Most people with an FSD had only one dysfunction, and this was usually related to sexual self-image and self-consciousness during intimacy, which was often tied to being overweight, breastfeeding, or living together with a partner.
Of those who had two sexual dysfunctions, the most common combo usually involved issues with arousal and orgasms, as well as arousal and sexual self-image.
What's more, psychotropic medication like antidepressants had the most pervasive impact on sexual function, although, the authors warn, this may have more to do with the mental health issue itself than the pharmaceuticals.
When a whopping three dysfunctions were present, the trio usually included issues of desire, arousal, and self-image. And while issues with responsiveness were the most uncommon disorder, over half the people who did suffer from this issue also had three or four other dysfunctions involved.
Compared to older people, the authors say, younger people are less likely to experience low arousal or orgasmic dysfunction, but it seems as though this newer generation might be more distressed by such issues.
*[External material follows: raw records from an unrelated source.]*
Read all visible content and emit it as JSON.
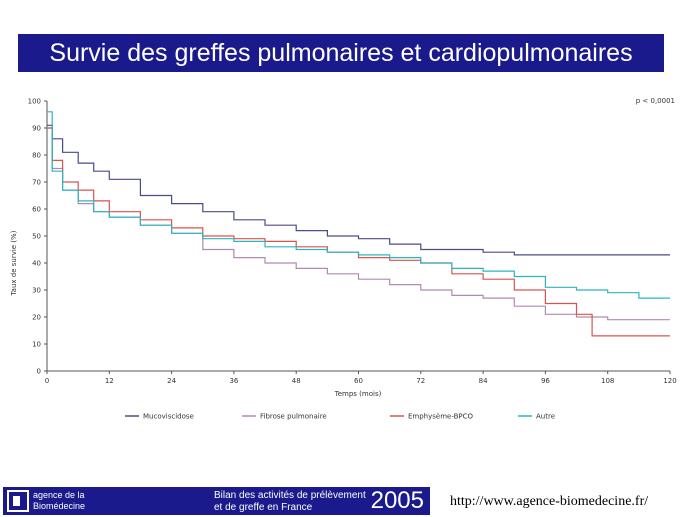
{
  "title": "Survie des greffes pulmonaires et cardiopulmonaires",
  "footer": {
    "logo_line1": "agence de la",
    "logo_line2": "Biomédecine",
    "bilan_line1": "Bilan des activités de prélèvement",
    "bilan_line2": "et de greffe en France",
    "year": "2005",
    "url": "http://www.agence-biomedecine.fr/"
  },
  "colors": {
    "banner": "#1a1a8c",
    "mucoviscidose": "#4b4b8c",
    "fibrose": "#b08ab0",
    "emphyseme": "#d9534f",
    "autre": "#2bb5c0"
  },
  "chart_data": {
    "type": "line",
    "title": "",
    "xlabel": "Temps (mois)",
    "ylabel": "Taux de survie (%)",
    "annotation": "p < 0,0001",
    "xlim": [
      0,
      120
    ],
    "ylim": [
      0,
      100
    ],
    "xticks": [
      0,
      12,
      24,
      36,
      48,
      60,
      72,
      84,
      96,
      108,
      120
    ],
    "yticks": [
      0,
      10,
      20,
      30,
      40,
      50,
      60,
      70,
      80,
      90,
      100
    ],
    "grid": false,
    "legend_position": "bottom",
    "series": [
      {
        "name": "Mucoviscidose",
        "color": "#4b4b8c",
        "x": [
          0,
          1,
          3,
          6,
          9,
          12,
          18,
          24,
          30,
          36,
          42,
          48,
          54,
          60,
          66,
          72,
          78,
          84,
          90,
          96,
          102,
          108,
          114,
          120
        ],
        "y": [
          91,
          86,
          81,
          77,
          74,
          71,
          65,
          62,
          59,
          56,
          54,
          52,
          50,
          49,
          47,
          45,
          45,
          44,
          43,
          43,
          43,
          43,
          43,
          43
        ]
      },
      {
        "name": "Fibrose pulmonaire",
        "color": "#b08ab0",
        "x": [
          0,
          1,
          3,
          6,
          9,
          12,
          18,
          24,
          30,
          36,
          42,
          48,
          54,
          60,
          66,
          72,
          78,
          84,
          90,
          96,
          102,
          108,
          114,
          120
        ],
        "y": [
          90,
          75,
          67,
          62,
          59,
          57,
          54,
          51,
          45,
          42,
          40,
          38,
          36,
          34,
          32,
          30,
          28,
          27,
          24,
          21,
          20,
          19,
          19,
          19
        ]
      },
      {
        "name": "Emphysème-BPCO",
        "color": "#d9534f",
        "x": [
          0,
          1,
          3,
          6,
          9,
          12,
          18,
          24,
          30,
          36,
          42,
          48,
          54,
          60,
          66,
          72,
          78,
          84,
          90,
          96,
          102,
          105,
          108,
          114,
          120
        ],
        "y": [
          90,
          78,
          70,
          67,
          63,
          59,
          56,
          53,
          50,
          49,
          48,
          46,
          44,
          42,
          41,
          40,
          36,
          34,
          30,
          25,
          21,
          13,
          13,
          13,
          13
        ]
      },
      {
        "name": "Autre",
        "color": "#2bb5c0",
        "x": [
          0,
          1,
          3,
          6,
          9,
          12,
          18,
          24,
          30,
          36,
          42,
          48,
          54,
          60,
          66,
          72,
          78,
          84,
          90,
          96,
          102,
          108,
          114,
          120
        ],
        "y": [
          96,
          74,
          67,
          63,
          59,
          57,
          54,
          51,
          49,
          48,
          46,
          45,
          44,
          43,
          42,
          40,
          38,
          37,
          35,
          31,
          30,
          29,
          27,
          27
        ]
      }
    ]
  }
}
Nevertheless, research on this topic is still in its infancy, and there's little context in which to place these findings.
For instance, the team discovered for some unknown reason that Asian women were significantly less likely to have an FSD compared to white women. And, for the first time, they also turned up a link between breastfeeding and sexual self-image dysfunction.
Today, evidence shows men are nearly two times more likely to orgasm during sex than women, and meanwhile, the safety and efficacy of new female viagra drugs have remained controversial.
Clearly, more solutions are needed other than what we are currently offering.
"That approximately one-half of young women experience sexually related personal distress and one in five women have an FSD, with sexual self-image dysfunction predominating, is concerning," the authors conclude.
"The high prevalence of sexually related personal distress signals the importance of health professionals, particularly those working in the field of gynecology and fertility, being adequately prepared to routinely ask young women about any sexual health concerns and to have an appropriate management or referral pathway in place."
Sexual wellbeing, they say, is a fundamental right for all people.
The study was published in Fertility and Sterility.